How can older games compete with the new hotness? Pictured here is Brew which as of this writing is number 1 on BGG’s hotness list.

I have always defended these more dry themes, like I did in my diatribe about every game needing a bored looking dude on the cover, but for my part I didn’t track down any of the games I’ve listed above. They certainly flowed into my circle of friends, so they’re around and I am relieved that they’re in the collective library. But they didn’t set the world on fire. The gaming market is increasingly crowded, and reprints of older games just don’t seem to make a splash anymore. People look at me like I’m crazy when I describe the theme of some of the games that are in my library. They would rather play the beautiful game about birds, or the adorable wargame about woodland animals. The hobby has grown tremendously since the mid to late 90s and sometimes these classic themes just don’t cut it anymore.

Through the Desert is a more colorful older game, but still not terribly exciting.

But this makes me sad. Even though I am part of the problem. Even though I didn’t spend a cent on these games. I held that copy of Samurai at least ten times at Zombie Planet, but something kept me from making the purchase. I still mourn the simplicity to depth ratio of these old games. As I mentioned above, all of these games did one thing, and did it well. They were not circuses of different mechanisms like so many modern games. They had more in common with a classic game like chess. Easy to learn the basics, and hard to master.
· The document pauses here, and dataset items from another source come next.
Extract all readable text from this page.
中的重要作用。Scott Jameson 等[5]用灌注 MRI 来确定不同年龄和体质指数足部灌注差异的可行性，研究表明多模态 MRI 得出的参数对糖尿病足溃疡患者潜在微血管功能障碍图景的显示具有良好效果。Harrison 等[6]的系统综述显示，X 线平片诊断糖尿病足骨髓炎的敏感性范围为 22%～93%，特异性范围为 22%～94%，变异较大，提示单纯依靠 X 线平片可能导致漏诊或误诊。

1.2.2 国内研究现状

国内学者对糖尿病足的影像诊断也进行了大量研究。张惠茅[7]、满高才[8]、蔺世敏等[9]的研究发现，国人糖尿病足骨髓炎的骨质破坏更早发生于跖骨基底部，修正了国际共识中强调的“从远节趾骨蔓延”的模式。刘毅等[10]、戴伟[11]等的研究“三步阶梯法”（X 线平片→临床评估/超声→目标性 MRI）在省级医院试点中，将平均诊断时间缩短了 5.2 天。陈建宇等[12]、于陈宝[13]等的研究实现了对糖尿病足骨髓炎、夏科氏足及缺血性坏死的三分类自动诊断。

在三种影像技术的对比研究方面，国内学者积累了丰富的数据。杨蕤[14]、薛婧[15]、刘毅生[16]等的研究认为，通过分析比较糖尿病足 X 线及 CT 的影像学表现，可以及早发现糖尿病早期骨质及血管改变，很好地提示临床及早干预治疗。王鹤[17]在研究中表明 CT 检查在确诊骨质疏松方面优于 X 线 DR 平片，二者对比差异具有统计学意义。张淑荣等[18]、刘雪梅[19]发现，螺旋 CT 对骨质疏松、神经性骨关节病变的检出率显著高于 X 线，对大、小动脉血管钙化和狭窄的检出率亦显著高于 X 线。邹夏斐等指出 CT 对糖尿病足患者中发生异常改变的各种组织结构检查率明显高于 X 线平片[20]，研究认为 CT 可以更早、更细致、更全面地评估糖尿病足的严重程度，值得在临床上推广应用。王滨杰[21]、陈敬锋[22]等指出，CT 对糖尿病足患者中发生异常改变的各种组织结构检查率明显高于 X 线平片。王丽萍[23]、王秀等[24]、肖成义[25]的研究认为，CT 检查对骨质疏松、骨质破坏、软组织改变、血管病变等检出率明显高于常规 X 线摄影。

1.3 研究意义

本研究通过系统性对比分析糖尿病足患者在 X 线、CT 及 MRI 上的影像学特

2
Hopefully other companies will pick up the publishing rights to these games, or at least push forward new simple games, maybe with newer themes and more appealing art.

Reiner Knizia for his part is doing as well as ever. He is still publishing new games that get nominated for awards each year, and some of his more recent designs sit on my shelves like The Quest for El Dorado or My City which I wrote about the other month. And he is still designing games like it’s the 90s to a large degree. The recent title Babylonia seems to have some similarities to the now out of print Tigris and Euphrates. Maybe I am the crazy old man shouting at the clouds at this point, insisting that the kids play the boring looking tile games. But mostly I am just hopeful that the legacy of these games lives on. If any of these games do peak your interest I encourage you to seek them out before they become even harder to find. That or we can all wait till the cycle begins anew and maybe a reprint happens after all. With good games, life finds a way.